Healthy Habits And The Bottom Line

It's lunchtime at the Scotts Miracle-Gro headquarters near Columbus, Ohio, and the eating is healthy.

"I'll have some salmon," a worker said.

That's because the company that helps Americans grow their gardens is trying to trim its workers waists — and $24 million pear year in health care costs.

So there's a full time doctor and a new clinic, which is free to workers and families enrolled in the company medical plan. There is a drive through pharmacy with generic drugs — and right next door: the new gym. It's also free to those who work out more than twice a week. Otherwise, it's just ten dollars a month.

Presiding over this $5 million gamble is CEO Jim Hagedorn.

"It's partly about money and keeping our costs under control," Hagedorn told CBS News correspondent Jerry Bowen. "And it's partly about saying, 'Why would you wanna work a whole career here at Scotts, retire and die?'"

It all sounds so good — and if it works it may become the national model for curbing corporate health care costs. But it's a carrot and stick approach.

The stick is what happens to smokers. If they won't quit, they won't have a job at Scotts.

Thirty percent of Scotts' 5,300 U.S. workers smoke. And it's estimated that smokers cost an extra $4,000 a year each for health care and lost productivity. Scotts has already banned smoking on the job. Next October, workers must stop altogether.

Employee Kim Creviston is a pack-a-day smoker.

"You're drawing the line here," Creviston said. "But he is giving you a choice. If you choose not to quit, then you choose to get a different job. And I truly believe that we will forsee other companies doing this."

And that worries employment law attorney Marvin Gittler: "Once you leave, once you conclude your eight hours, frankly it's none of the employer's business what you do," Gittler said. "I think letting the employer go beyond those eight hours is much too dangerous."

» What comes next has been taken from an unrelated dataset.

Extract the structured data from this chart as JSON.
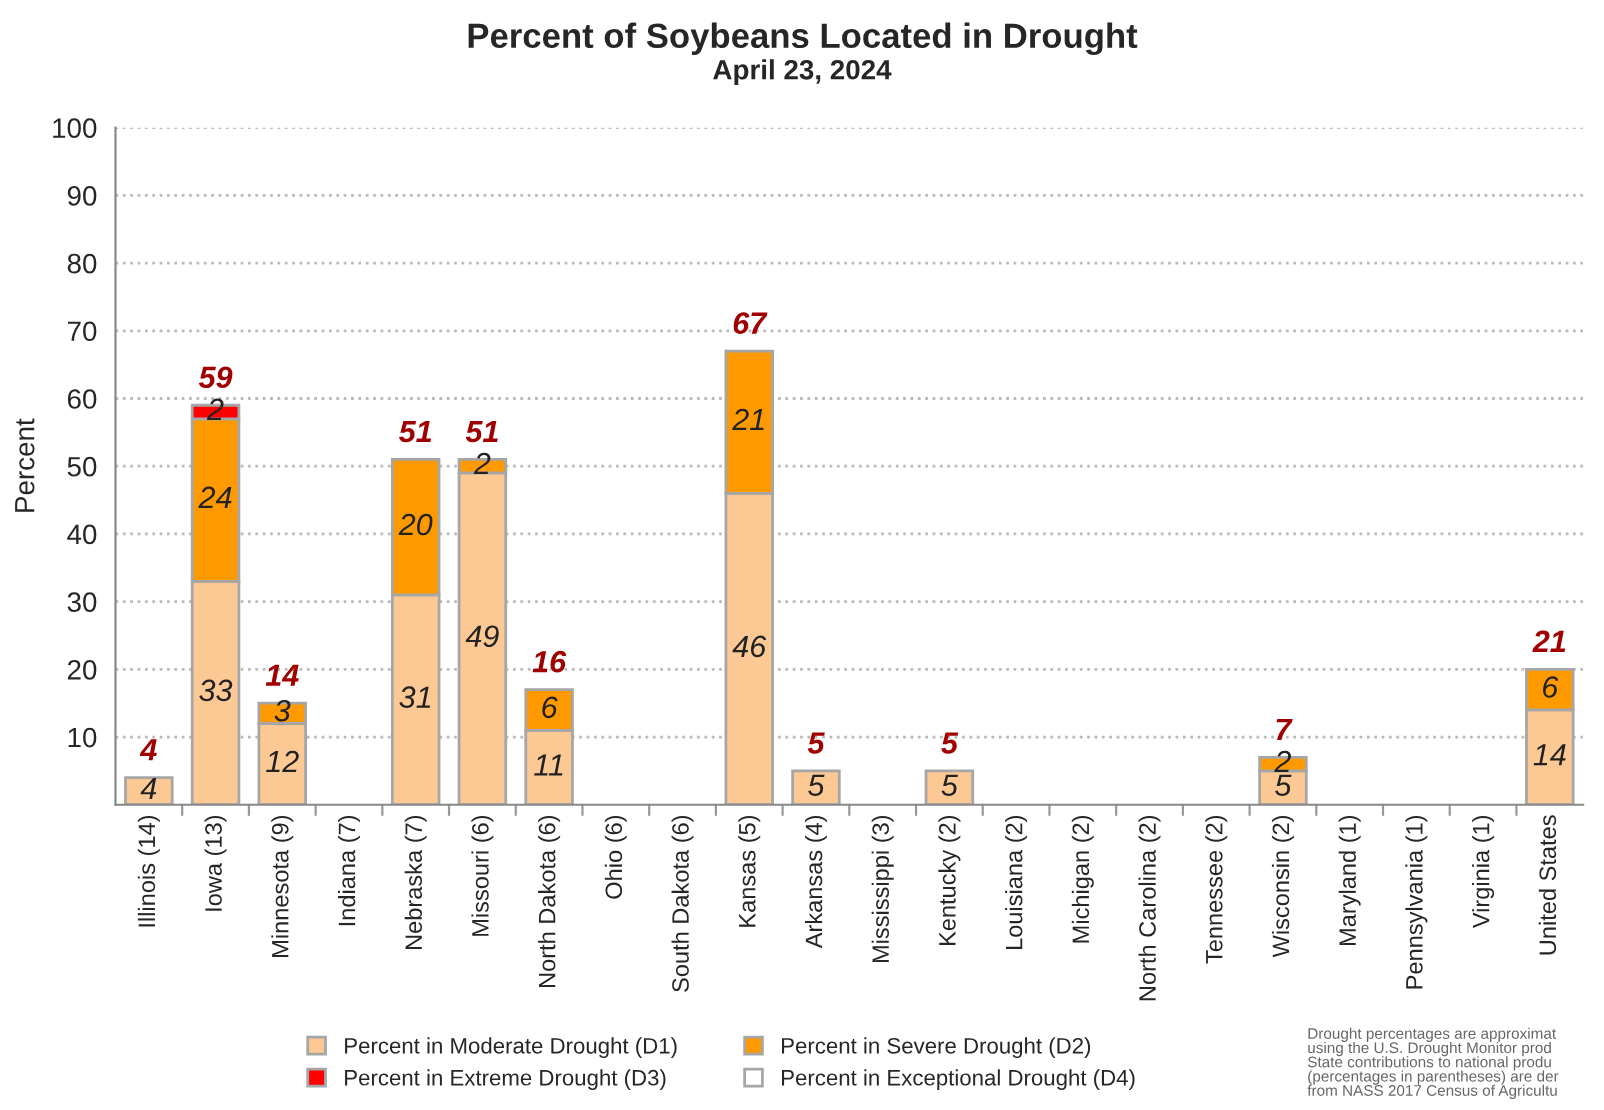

Hagedorn, once a two-pack-a-day smoker, quit after his mother died of lung cancer. He says workers will get help to stop. And as long as they really try, they won't be fired, which they can be in Ohio and 19 other states.

In states where they can't be fired because of smokers' rights laws, they'll pay extra for health insurance.

"This is not trying to take things away from folks," Hagedorn said. "This is about trying to keep our costs so that they're not rising sort of in excess of the rate of inflation. And I think we can do that if we run our wellness programs properly."

Change is never easy, but it's the new reality for these workers. And if it works, everybody's bottom line will look better.